Hawaii is not a place I associate with old school JDM cars, or really anything other than lifted 4x4s and dorky dads in convertible rentals that obviously come with any tourist territory. However, after being in Oahu just a few days, it became clear that these islands have everything you need, car culture included.
Trevor and I got a taste of this last year, so we knew that there are a number of really nice modified cars on the island of Oahu. But we didn’t know what to expect when we headed out to a meet in Pearl City last Saturday night, as organized by Tommy Dolormente.
Tommy kindly invited us out to see what the Oahu has to offer, and helped round up an extra strong group of cars for the evening. Trevor and I were pleasantly surprised when we rolled up to the outer edge of a Walmart parking lot in the center of the island and straightway spotted some of our favorite cars.
‘Old School Imports Hawaii’ was inadvertently started by Tommy and his friends when a handful of guys donated gifts to a toy drive and were required to report their ‘club’ name. In reality, Tommy says the group is not a club or a crew, so to speak, but rather a community and family of people who love old, quirky cars.
The OSIxHI crowd definitely has a long-term relationship feel to it; it was almost like we were witnessing an extended family barbeque rather than a car meet. And although there was no slow cooking of meat here, the meet was ultra-mellow and inviting in stereotypical Hawaiian fashion.
There were also no burnouts or cops getting involved, instead just a group of friends doing what they love to do most. There might not have been a row of numerous NSXs or modded RX-7s, but I felt like at least one of everything you needed showed up.
Some of my all-time favorite models made an appearance too, so allow me to take you on a quick tour of my personal picks…A Few Favorites
When we first arrived I noticed something very JDM, but couldn’t quite place it from afar. As I got closer I realized it was an A31 Nissan Cefiro, a rare find at any meet in the US, and especially in the middle of the Pacific Ocean. Still, it makes sense there would be loads of right-hand drive eye-candy on the islands given their proximity to Japan, and Japan’s massive influence here over the decades.
A few rows over, a group of super-clean VWs began to line up, a staple in any place with proper beach culture. I was particularly partial to this vibrant orange Karmann Ghia, which fit in so nicely among the palms and the setting sun. The whole thing was picture-perfect — literally.
A little later, this cute VW Type 3 Notchback parked as the last bit of the sun peeked over the ridged Hawaiian cliffs. I don’t know what it is about small cars, but they never cease to make me giddy.
A few minutes later a rather intense itasha-style FC3S pulled in with a Shiba Inu seemingly perched on the knees of the character on the door.

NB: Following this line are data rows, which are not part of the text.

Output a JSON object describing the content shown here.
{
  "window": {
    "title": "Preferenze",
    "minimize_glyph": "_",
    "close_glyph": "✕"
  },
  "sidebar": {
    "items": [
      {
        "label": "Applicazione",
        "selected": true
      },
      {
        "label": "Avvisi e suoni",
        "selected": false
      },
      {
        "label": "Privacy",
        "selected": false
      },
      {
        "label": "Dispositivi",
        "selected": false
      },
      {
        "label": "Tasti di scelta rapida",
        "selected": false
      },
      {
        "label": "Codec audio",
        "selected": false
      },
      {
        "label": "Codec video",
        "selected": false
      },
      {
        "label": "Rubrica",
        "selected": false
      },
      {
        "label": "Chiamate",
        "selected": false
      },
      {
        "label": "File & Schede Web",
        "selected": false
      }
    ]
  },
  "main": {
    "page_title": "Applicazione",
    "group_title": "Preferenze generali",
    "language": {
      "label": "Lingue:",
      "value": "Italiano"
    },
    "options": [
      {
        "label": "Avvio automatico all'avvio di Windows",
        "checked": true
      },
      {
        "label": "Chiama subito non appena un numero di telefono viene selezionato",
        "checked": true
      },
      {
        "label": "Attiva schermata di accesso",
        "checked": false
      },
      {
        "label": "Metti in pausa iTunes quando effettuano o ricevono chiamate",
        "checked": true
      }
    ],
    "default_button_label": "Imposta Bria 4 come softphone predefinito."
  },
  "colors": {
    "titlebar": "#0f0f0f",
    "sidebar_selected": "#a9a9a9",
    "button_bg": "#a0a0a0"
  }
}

The owner told me that she had designed a number of the stickers on the car, plus the entire wrap, herself. It is definitely not for everyone — and we can’t actually show the car in its entirety here — but I always admire artists who go all the way with what they are doing. The owner of this itasha — or ‘painful car’ (痛車) — didn’t sacrifice her vision in order to protect soccer moms on the highway.
A little while later my favorite car of all time – an X32 Cressida – pulled into the meet. I, of course, abandoned all social norms and chased the car around the lot until it parked, then just sort of gawked awkwardly.
Every time I see one of these things I spend the next couple weeks searching for one. Ironically, the owner of this car actually poached it out of my backyard in the Pacific Northwest, but I suppose I can forgive him.
There were all sorts of other impressive and interesting cars at the meet which Trevor will give you a closer look at soon, so keep your eye out for a few spotlights and a bit more coverage. I think it’s safe to say we both left feeling refreshed and inspired.
I don’t think I could ask for much more, because after all, that’s what this is really all about.